Taxação no paraíso
Medida provisória 1.171 reduz faixa de isenção fiscal para R$ 6 mil por ano e altera alíquotas sobre rendimentos de investimentos no exterior
A Divina Comédia, de Dante Alighieri, publicada pela primeira vez em 1472, descreve que os pecadores gananciosos e avarentos habitam o quarto círculo do inferno, condenados a rolar enormes pesos e a se injuriarem mutuamente. No atual século, mais precisamente desde os ataques de 11 de setembro de 2001 em Nova York (EUA), governos de países desenvolvidos da Organização para a Cooperação e o Desenvolvimento Econômico (OCDE) tentam fechar o cerco em torno dos paraísos fiscais por causa da evasão de divisas e para evitar o financiamento ao terrorismo. Em 30 de abril, entre os trechos da Medida Provisória 1.171 que aumenta o salário mínimo, o governo tributou as aplicações no exterior. Parece o inferno dos investidores, mas como o Brasil possui tratados de bitributação com países relevantes como os EUA, é a taxação do paraíso.
Segundo o texto que entrará em vigor a partir de 1º de janeiro de 2024, mas que ainda passará pela aprovação do Congresso, o governo reduziu a faixa de isenção fiscal dos rendimentos auferidos por pessoas físicas residentes no Brasil originadas de aplicações financeiras em investimentos no exterior para R$ 6 mil por ano. Antes, a tributação só ocorria quando o dinheiro era repatriado para o Brasil e contadores orientavam a isenção até R$ 35 mil em vendas por mês, como regra para a Declaração de Ajuste Anual (DAA) da Pessoa Física à Receita Federal. Além da mudança na isenção, a medida estabeleceu alíquota de 15% para a faixa entre R$ 6 mil e R$ 50 mil por ano, e taxa de 22,5% na faixa de rendimentos acima de R$ 50 mil por ano.

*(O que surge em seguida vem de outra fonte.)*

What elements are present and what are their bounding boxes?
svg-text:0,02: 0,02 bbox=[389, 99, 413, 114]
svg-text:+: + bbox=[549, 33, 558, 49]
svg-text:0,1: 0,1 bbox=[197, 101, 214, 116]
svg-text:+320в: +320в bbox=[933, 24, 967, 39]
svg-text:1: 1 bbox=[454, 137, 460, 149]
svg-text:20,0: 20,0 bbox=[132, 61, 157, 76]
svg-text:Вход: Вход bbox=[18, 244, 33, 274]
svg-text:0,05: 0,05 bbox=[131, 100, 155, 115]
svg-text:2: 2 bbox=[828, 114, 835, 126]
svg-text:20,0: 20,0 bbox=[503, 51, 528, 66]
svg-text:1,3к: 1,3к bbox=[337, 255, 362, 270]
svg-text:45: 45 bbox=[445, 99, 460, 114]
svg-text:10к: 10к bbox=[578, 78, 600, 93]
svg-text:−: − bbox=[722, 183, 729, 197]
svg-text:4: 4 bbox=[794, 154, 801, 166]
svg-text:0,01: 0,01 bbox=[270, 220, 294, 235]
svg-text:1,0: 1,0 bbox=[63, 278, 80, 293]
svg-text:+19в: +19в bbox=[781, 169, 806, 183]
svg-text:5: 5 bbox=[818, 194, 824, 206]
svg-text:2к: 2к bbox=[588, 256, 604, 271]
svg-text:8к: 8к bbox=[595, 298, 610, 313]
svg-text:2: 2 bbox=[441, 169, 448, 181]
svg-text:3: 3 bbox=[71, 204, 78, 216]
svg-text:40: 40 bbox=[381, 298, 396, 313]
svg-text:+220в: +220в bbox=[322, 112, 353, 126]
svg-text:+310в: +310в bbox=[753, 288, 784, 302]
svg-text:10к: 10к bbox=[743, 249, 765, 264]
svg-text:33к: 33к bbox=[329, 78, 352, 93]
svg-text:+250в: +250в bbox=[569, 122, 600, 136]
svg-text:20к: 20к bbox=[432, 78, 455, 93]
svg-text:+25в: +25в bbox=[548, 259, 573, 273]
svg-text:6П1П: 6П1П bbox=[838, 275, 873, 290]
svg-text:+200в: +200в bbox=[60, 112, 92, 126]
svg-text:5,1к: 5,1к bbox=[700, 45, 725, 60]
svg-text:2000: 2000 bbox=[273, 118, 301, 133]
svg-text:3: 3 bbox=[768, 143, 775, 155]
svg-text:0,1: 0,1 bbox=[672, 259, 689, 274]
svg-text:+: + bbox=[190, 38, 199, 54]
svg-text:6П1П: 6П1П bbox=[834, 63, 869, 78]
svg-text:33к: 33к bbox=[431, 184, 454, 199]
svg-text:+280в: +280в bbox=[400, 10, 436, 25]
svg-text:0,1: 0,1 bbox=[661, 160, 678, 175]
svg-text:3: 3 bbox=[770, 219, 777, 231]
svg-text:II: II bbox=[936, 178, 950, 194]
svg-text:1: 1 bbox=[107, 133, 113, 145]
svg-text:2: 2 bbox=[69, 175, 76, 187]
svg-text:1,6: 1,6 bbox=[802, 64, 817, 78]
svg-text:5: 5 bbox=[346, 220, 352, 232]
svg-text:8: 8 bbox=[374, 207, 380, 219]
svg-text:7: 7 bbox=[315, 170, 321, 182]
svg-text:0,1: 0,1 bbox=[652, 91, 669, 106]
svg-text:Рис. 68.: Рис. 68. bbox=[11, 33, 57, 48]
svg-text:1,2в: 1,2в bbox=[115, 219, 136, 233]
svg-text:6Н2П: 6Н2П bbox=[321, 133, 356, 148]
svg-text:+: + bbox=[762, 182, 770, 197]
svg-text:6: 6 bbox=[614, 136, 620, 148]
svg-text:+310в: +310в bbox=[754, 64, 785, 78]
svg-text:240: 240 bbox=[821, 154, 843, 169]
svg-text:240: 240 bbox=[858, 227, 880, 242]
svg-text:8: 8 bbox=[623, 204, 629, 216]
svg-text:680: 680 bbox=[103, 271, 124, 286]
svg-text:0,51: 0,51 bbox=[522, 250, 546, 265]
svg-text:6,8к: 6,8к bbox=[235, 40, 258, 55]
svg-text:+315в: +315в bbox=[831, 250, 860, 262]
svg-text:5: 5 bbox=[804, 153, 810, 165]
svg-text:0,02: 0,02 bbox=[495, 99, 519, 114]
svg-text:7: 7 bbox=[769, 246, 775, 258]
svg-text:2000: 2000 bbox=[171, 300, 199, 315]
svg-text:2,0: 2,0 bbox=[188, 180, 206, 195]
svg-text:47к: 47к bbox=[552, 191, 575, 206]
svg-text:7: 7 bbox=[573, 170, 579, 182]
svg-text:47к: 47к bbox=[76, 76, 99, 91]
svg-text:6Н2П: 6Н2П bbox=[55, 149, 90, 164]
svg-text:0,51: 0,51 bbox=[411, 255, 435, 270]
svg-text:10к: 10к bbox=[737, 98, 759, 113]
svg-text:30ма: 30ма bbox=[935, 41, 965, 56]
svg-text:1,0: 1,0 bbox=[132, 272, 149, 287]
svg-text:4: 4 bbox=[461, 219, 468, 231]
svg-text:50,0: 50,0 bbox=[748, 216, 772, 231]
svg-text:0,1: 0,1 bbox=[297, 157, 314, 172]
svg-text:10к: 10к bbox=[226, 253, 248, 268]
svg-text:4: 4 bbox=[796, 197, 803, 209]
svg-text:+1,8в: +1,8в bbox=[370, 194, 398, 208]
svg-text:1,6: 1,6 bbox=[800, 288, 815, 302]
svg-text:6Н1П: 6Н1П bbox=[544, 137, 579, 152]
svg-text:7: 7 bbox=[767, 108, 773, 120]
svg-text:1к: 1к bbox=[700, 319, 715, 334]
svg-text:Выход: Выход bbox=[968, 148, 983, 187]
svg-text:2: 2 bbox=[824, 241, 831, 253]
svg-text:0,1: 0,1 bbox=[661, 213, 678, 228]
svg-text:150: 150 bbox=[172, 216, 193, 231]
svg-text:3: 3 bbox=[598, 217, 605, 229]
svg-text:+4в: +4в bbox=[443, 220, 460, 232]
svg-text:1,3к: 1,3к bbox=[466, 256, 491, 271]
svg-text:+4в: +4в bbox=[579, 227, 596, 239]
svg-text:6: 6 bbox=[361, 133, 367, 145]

“A Medida Provisória 1.171 alcança todo e qualquer investidor que tenha imóveis ou aplicações financeiras no exterior com a tributação” Débora MarTINS Consultora da BT7
Na avaliação da consultora da BT7 Partners e especialista na área tributária Débora Casseb Martins, antes era mais vantajoso investir no exterior do que no Brasil. “A medida provisória alcança todo e qualquer investidor que tenha investimento no exterior, aplicações financeiras ou imóveis”, afirmou. Débora disse que a nova legislação iguala o Brasil aos países desenvolvidos em termos de tratamento aos paraísos fiscais. “É uma questão de justiça social. Antes a tributação só alcançava pessoas com patrimônio muito alto, em casos de repatriação acima de R$ 5 milhões”, disse.
Como a faixa de isenção caiu para apenas R$ 6 mil por ano, uma média de R$ 500 por mês, Débora diz que a tributação também irá atingir investidores de varejo que abriram contas em corretoras no estrangeiro nos últimos anos, e não apenas milionários com uma trust (estrutura financeira) em paraísos fiscais. “Para o investidor de varejo deve desestimular o investimento no exterior”, afirmou. Mas para grandes investidores, ela aponta a continuidade da diversificação de parte do portfólio no estrangeiro. “Muita gente foi pega de surpresa e terá de fazer as contas e rever se a manutenção de uma estrutura no exterior compensa.”
PONTOS POSITIVOS A visão é semelhante à da advogada tributarista da SFCB Advogados Patrícia Campos Soares. “A tributação pega o investidor de varejo e principalmente muitos investidores que abriram contas offshore em paraísos fiscais”, afirmou. Por outro ângulo, Patrícia observa alguns pontos positivos na medida provisória, como a compensação de prejuízo na Declaração de Ajuste Anual (DAA). “A alíquota máxima que era de 27,5% caiu para 22,5%. E quem deseja fazer a atualização do valor patrimonial de seus investimentos no exterior para a marcação a mercado terá uma alíquota definitiva de 10% com base no valor de 31 de dezembro de 2022”, disse.
Na prática, o governo abre uma brecha para que investidores milionários possam deixar seus recursos com valores atualizados na Receita por uma alíquota de 10%, ante uma taxação de 27,5% em casos de repatriação. Ou seja, o governo tira com uma mão e dá com outra, mas pode antecipar uma arrecadação bilionária para 2023 e 2024. Nas contas federais, há US$ 200 bilhões ou cerca de R$ 1 trilhão em ativos de brasileiros no exterior. O Brasil da Divina Comédia não tenta sair do inferno mirando o paraíso.